Class                          : BoostedTreesClassifier

Schema
------
Number of examples             : 73155
Number of feature columns      : 9
Number of unpacked features    : 29769
Number of classes              : 2

Settings
--------
Number of trees                : 2500
Max tree depth                 : 6
Training time (sec)            : 238.1658
Training accuracy              : 0.9969
Validation accuracy            : 0.9572
Training log_loss              : 0.0279
Validation log_loss            : 0.1136

In [19]:
model_gbm1.evaluate(val_data)

{'accuracy': 0.9571735655624759,
 'auc': 0.9908550741143605,
 'confusion_matrix': Columns:
 	target_label	str
 	predicted_label	str
 	count	int
 
 Rows: 4
 
 Data:
 +---------------+-----------------+-------+
 |  target_label | predicted_label | count |
 +---------------+-----------------+-------+
 |   sarcastic   |    sarcastic    |  9658 |
 |   sarcastic   |  non-sarcastic  |  570  |
 | non-sarcastic |    sarcastic    |  207  |
 | non-sarcastic |  non-sarcastic  |  7708 |
 +---------------+-----------------+-------+
 [4 rows x 3 columns],
 'f1_score': 0.9613298163539542,
 'log_loss': 0.11355411998213585,
 'precision': 0.9790167257982767,
 'recall': 0.9442706296441142,
 'roc_curve': Columns:
 	threshold	float
 	fpr	float
 	tpr	float
 	p	int
 	n	int
 
 Rows: 100001
 
 Data:
 +-----------+----------------+----------------+-------+------+
 | threshold |      fpr       |      tpr       |   p   |  n   |
 +-----------+----------------+----------------+-------+------+
 |    0.0    |      1.0

In [20]:
# Make Predictions
predictions = model_gbm1.classify(test_data)

In [21]:
submit = gl.SFrame({'ID':id,'label':predictions['class']})
submit.head()

ID,label
T000543656,non-sarcastic
T000543657,sarcastic
T000543658,sarcastic
T000543659,non-sarcastic
T000543660,sarcastic
T000543661,non-sarcastic
T000543662,non-sarcastic
T000543663,non-sarcastic
T000543664,sarcastic
T000543665,non-sarcastic


In [22]:
submit.save('data/submit.csv', format='csv')

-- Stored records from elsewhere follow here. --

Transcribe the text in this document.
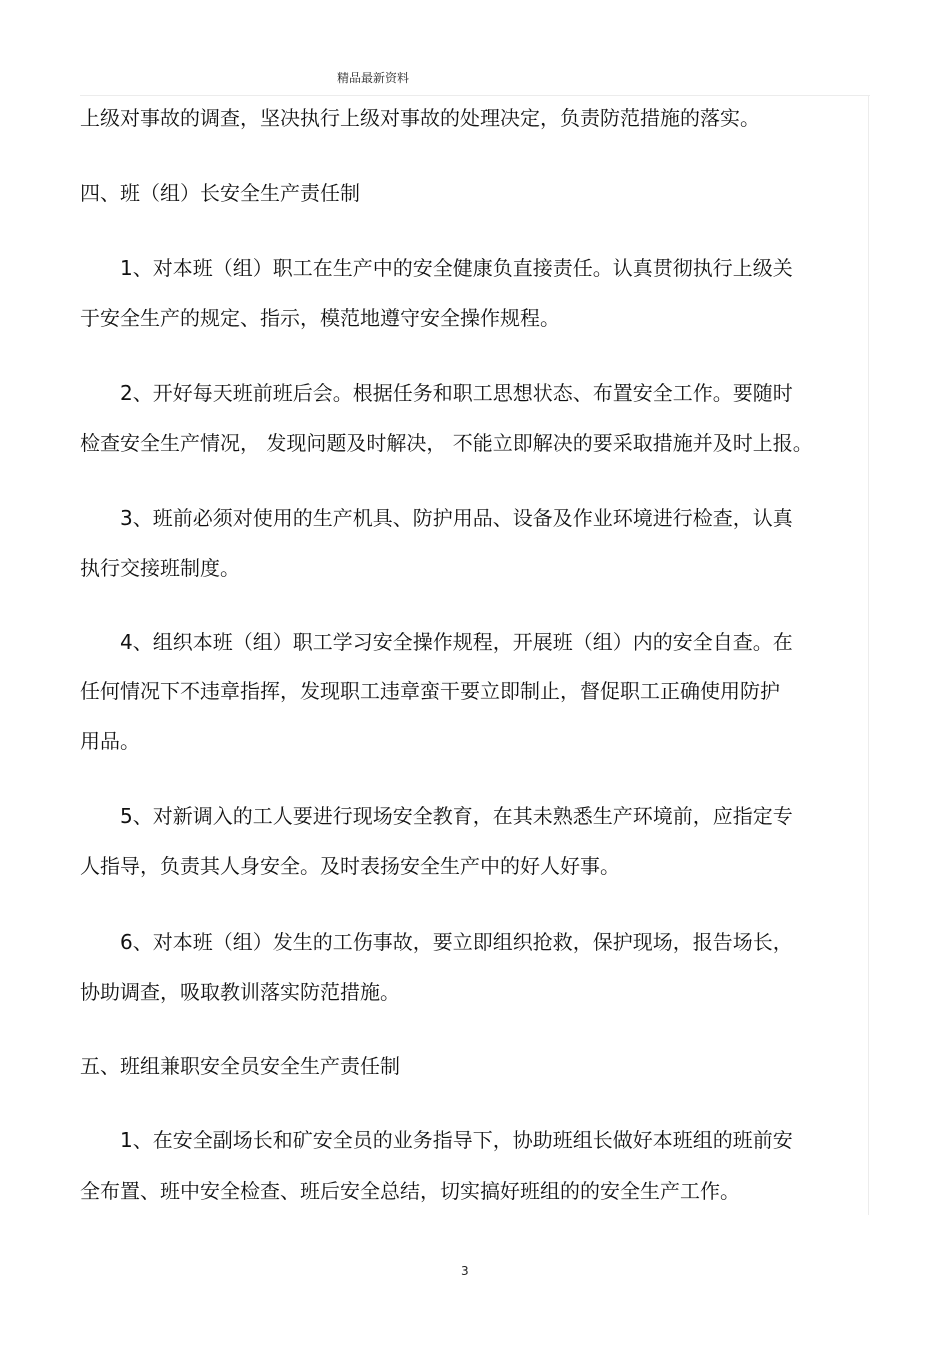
精品最新资料
上级对事故的调查，坚决执行上级对事故的处理决定，负责防范措施的落实。
四、班（组）长安全生产责任制
1、对本班（组）职工在生产中的安全健康负直接责任。认真贯彻执行上级关
于安全生产的规定、指示，模范地遵守安全操作规程。
2、开好每天班前班后会。根据任务和职工思想状态、布置安全工作。要随时
检查安全生产情况， 发现问题及时解决， 不能立即解决的要采取措施并及时上报。
3、班前必须对使用的生产机具、防护用品、设备及作业环境进行检查，认真
执行交接班制度。
4、组织本班（组）职工学习安全操作规程，开展班（组）内的安全自查。在
任何情况下不违章指挥，发现职工违章蛮干要立即制止，督促职工正确使用防护
用品。
5、对新调入的工人要进行现场安全教育，在其未熟悉生产环境前，应指定专
人指导，负责其人身安全。及时表扬安全生产中的好人好事。
6、对本班（组）发生的工伤事故，要立即组织抢救，保护现场，报告场长，
协助调查，吸取教训落实防范措施。
五、班组兼职安全员安全生产责任制
1、在安全副场长和矿安全员的业务指导下，协助班组长做好本班组的班前安
全布置、班中安全检查、班后安全总结，切实搞好班组的的安全生产工作。
3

This scores the following F1 score,

- Validation: 0.96132
- Public LB: 0.6642
- Private LB: 0.619765

As you can see there is a huge gap between Validation and Public LB which makes it tricker.

Including higher order n-grams or skip-grams results in an exponential increase in the number of features in the order of millions.